À partir de 1600, la société décadente de l’île de Pâques régressa vers un niveau de vie toujours plus primitif. Privés d’arbres et donc de canoës, les insulaires se retrouvaient prisonniers à des milliers de kilomètres de leur patrie natale, incapables d’échapper aux conséquences de la débâcle de leur environnement dont ils étaient eux-mêmes responsables. L’impact social et culturel du déboisement fut tout aussi important. L’impossibilité d’ériger de nouvelles statues dut avoir un effet dévastateur sur les systèmes de croyances et d’organisation sociale et remettre en question les fondations mêmes sur lesquelles s’était édifiée cette société complexe.
Les conflits se multiplièrent, provoquant un état de guerre quasi permanent. L’esclavage devint pratique courante et, à mesure que se raréfiait la quantité de protéines disponibles, les habitants se livrèrent au cannibalisme. L’un des principaux objectifs de ces guerres était de détruire les ahu des clans adverses. La plupart des magnifiques statues de pierre furent ainsi peu à peu abattues. Face à ce paysage désolé, face à l’ignorance des insulaires qui avaient perdu au fil des siècles la mémoire de leur culture, les premiers Européens ne comprirent pas quelle étrange civilisation avait pu un jour fleurir sur l’île. Mille ans durant, les Pascuans surent conserver un mode de vie correspondant à un ensemble raffiné de coutumes sociales et religieuses qui leur permit non seulement de subsister, mais de s’épanouir.
Il s’agit à bien des égards d’un triomphe de l’ingéniosité humaine et d’une apparente victoire sur un environnement hostile. Or, au bout du compte, la croissance de la population et les ambitions culturelles des insulaires se révélèrent trop pesantes pour les ressources limitées mises à leur disposition. Celles‑ci épuisées, la société ne tarda pas à s’effondrer, entraînant les habitants à un niveau proche de la barbarie. Il suffisait à ces hommes, totalement isolés du reste du monde, d’une journée pour faire le tour de leur petite île et comprendre la nécessité vitale de créer un bon équilibre avec leur environnement.
Au lieu de cela, ils l’exploitèrent comme si les possibilités qu’il leur offrait étaient illimitées.

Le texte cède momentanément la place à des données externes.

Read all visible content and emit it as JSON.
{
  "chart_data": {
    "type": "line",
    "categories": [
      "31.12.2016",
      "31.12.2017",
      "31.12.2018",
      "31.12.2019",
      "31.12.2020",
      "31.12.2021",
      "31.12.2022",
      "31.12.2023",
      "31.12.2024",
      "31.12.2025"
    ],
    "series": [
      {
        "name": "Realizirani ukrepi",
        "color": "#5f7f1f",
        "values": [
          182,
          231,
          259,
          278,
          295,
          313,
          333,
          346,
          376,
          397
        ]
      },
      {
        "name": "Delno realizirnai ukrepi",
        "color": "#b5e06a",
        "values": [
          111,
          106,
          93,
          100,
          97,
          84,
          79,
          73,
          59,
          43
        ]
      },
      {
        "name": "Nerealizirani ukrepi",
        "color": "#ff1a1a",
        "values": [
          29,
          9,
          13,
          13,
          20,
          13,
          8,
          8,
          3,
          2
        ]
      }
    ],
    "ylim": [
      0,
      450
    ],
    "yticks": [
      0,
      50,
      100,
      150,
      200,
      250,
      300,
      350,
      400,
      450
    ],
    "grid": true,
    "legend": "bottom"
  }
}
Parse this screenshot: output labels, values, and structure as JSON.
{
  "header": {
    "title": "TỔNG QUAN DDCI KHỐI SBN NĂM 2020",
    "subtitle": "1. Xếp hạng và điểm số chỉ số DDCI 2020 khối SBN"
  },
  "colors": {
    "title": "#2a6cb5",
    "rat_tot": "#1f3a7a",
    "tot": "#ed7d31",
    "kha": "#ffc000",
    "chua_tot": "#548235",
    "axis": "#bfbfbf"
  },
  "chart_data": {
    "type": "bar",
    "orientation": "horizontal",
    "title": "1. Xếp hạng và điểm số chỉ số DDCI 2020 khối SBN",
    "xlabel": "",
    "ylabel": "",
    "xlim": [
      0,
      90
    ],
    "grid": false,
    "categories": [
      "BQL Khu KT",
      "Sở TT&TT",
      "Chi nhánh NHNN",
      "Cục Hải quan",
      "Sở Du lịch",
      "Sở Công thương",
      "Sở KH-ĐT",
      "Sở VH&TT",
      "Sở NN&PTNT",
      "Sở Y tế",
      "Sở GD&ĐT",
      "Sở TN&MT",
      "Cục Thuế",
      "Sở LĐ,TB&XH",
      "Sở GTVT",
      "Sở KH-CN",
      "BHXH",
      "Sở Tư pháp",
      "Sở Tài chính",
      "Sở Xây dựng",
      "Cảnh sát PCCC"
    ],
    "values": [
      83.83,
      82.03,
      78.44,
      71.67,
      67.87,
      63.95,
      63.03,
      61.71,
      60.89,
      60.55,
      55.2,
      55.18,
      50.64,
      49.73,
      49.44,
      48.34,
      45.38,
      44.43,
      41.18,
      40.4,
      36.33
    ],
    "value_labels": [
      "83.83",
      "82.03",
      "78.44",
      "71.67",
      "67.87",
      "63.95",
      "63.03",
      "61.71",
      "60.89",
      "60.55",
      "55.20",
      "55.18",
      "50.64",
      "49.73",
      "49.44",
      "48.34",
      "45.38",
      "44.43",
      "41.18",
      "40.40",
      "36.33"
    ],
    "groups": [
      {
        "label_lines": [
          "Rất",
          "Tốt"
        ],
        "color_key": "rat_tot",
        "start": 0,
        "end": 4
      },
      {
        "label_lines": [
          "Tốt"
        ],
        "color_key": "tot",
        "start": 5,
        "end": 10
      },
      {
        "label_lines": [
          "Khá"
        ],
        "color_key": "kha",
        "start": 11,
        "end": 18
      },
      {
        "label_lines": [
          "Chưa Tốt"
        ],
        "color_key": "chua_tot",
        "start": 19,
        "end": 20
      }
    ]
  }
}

Pis, alors même que les lacunes de l’île devenaient cruellement évidentes, la lutte entre les clans semble s’être intensifiée : on sculptait de plus en plus de statues qu’on transportait à travers l’île dans un ultime effort pour assurer son prestige, quitte à en laisser un grand nombre inachevées et abandonnées à proximité de la carrière, sans tenir aucun compte de l’inquiétante pénurie d’arbres qu’une telle escalade entraînait.